Dans l’établissement 2, le niveau de maîtrise langagière et l’élaboration des stratégies de présentation de soi sont moins exigeants, la diffusion d’une image un peu dévalorisante, qui est un jeu qu’ils ont expérimenté, un de leurs camarades ayant fait remonter sur le fil Facebook des photos anciennes un peu « ridicules » est vécue sur un mode peu dramatique. L’établissement 2 se structure plutôt autour des valeurs de tolérance qui s’accompagnent, à l’opposé de l’établissement 1, d’un certain relâchement. Ainsi Achille explique-t-il qu’il prend beaucoup de photos sur Snapchat pendant un cours dont l’enseignante est si peu exigeante qu’ils ont « l’impression d’être en permanence ». Ils échangent alors un grand nombre de selfies « originaux ». Mais le même Achille, raconte une plaisanterie à connotation culturelle qu’il a faite sur Snapchat, dont il est content : lors de la diffusion du film « Intouchables », il a pensé à la caste indienne homonyme, et a taggué l’image avec le mot « parias ».

Quand Angèle rend compte de ses publications sur Snapchat, et en particulier de ses stories, elle est un peu gênée, à la différence de Elias elle a du mal à rendre compte de sa stratégie de publication :

SJ : Et vous, qu’est-ce que vous faites comme snap ? Ça vous arrive d’en faire beaucoup, parfois ?
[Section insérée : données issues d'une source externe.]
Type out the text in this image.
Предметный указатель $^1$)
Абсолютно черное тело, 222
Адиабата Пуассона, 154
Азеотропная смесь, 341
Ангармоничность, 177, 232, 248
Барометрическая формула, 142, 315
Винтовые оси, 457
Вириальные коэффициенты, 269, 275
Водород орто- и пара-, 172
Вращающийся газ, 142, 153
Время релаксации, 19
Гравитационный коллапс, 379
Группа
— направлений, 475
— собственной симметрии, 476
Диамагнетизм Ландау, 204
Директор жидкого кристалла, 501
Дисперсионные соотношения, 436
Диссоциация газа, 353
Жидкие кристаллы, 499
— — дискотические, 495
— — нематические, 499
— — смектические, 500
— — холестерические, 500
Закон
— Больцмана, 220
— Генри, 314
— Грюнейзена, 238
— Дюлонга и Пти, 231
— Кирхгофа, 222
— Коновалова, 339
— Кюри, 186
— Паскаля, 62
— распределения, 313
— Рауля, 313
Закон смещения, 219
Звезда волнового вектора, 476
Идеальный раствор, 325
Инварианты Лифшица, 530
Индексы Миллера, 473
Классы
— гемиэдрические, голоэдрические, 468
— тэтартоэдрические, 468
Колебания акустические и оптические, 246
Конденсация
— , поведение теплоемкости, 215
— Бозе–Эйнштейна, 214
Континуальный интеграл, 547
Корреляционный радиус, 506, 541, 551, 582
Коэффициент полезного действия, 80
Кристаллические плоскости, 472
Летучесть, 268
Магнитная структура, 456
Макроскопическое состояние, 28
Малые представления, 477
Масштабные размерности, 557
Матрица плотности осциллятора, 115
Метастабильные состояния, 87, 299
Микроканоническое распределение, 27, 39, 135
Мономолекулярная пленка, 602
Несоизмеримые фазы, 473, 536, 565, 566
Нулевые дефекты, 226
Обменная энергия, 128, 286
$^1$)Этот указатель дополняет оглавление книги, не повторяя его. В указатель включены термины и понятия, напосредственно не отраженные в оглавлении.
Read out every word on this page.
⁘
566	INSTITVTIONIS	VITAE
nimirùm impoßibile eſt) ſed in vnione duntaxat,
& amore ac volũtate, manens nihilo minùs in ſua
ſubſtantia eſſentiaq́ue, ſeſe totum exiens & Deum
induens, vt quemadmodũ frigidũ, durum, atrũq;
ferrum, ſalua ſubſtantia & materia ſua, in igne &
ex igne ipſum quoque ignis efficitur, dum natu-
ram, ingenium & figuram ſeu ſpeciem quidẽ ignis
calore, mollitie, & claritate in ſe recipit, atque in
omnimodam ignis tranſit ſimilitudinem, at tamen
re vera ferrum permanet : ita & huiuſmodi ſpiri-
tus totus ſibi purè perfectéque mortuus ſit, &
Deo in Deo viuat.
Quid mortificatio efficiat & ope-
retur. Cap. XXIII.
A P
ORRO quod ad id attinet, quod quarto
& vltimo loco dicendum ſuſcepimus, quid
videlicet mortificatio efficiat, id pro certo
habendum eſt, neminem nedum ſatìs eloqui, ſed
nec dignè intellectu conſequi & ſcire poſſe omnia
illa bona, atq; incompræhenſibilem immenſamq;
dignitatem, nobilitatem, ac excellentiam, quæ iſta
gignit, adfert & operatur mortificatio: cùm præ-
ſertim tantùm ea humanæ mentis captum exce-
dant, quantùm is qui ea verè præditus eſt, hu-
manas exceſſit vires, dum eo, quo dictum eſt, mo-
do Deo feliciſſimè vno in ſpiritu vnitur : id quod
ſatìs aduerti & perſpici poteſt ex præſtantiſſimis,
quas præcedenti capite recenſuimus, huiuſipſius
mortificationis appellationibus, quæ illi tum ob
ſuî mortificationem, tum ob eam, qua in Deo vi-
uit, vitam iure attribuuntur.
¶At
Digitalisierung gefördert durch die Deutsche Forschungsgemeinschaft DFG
Angèle : Bah quand on m’envoie en privé, je réponds, j’envoie des photos, normalement,

SJ : Un selfie, c’est ça ?

Angèle : Oui, et, oui, je poste régulièrement des stories. SJ : qu’est-ce que vous postez comme story ?

Angèle : Bon, ce n’est pas très intéressant, mais c’est ma vie, quoi, (Rires). Je ne sais pas…

SJ : Bah, si vous le faites c’est que vous pensez que ça peut intéresser quelqu’un. Alors, qu’est-ce que vous aimez bien faire ?

Angèle : (rit un peu) Bah, voilà le café ! (Rires) […] Quand on est posé au café. SJ : Ah oui ! D’accord.

Angèle : Tac ! Après, fin, je ne sais pas, parce que je poste ce que je trouve intéressant, je ne sais pas comment dire.

SJ : Vous savez pourquoi vous postez ? Ce n’est pas forcément l’image qui est intéressante, mais, qu’est-ce que vous visez ?

Angèle : Alors, la représentation qu’on donne de soi, peut-être, je ne sais pas. SJ : Oui, mais si c’est au café…

Angèle : Non, mais ça montre, SJ : Que vous êtes au café…

Angèle : Ça montre qu’on a des amis, que, je ne sais pas. Une autre fille : C’est cool.

Angèle : Non, mais, qu’on n’est pas exclu, fin je ne sais pas. SJ : Qu’on n’est pas seul ?

Angèle : Ouais. (entretien collectif n°2, établissement2).

On voit que la diffusion de photos est acceptable dans le groupe, et soutenue par les camarades, qu’il s’agit en même temps d’images peu intimes, qui viennent manifester une existence, qui témoignent de « la vie » et de la capacité à avoir une sociabilité.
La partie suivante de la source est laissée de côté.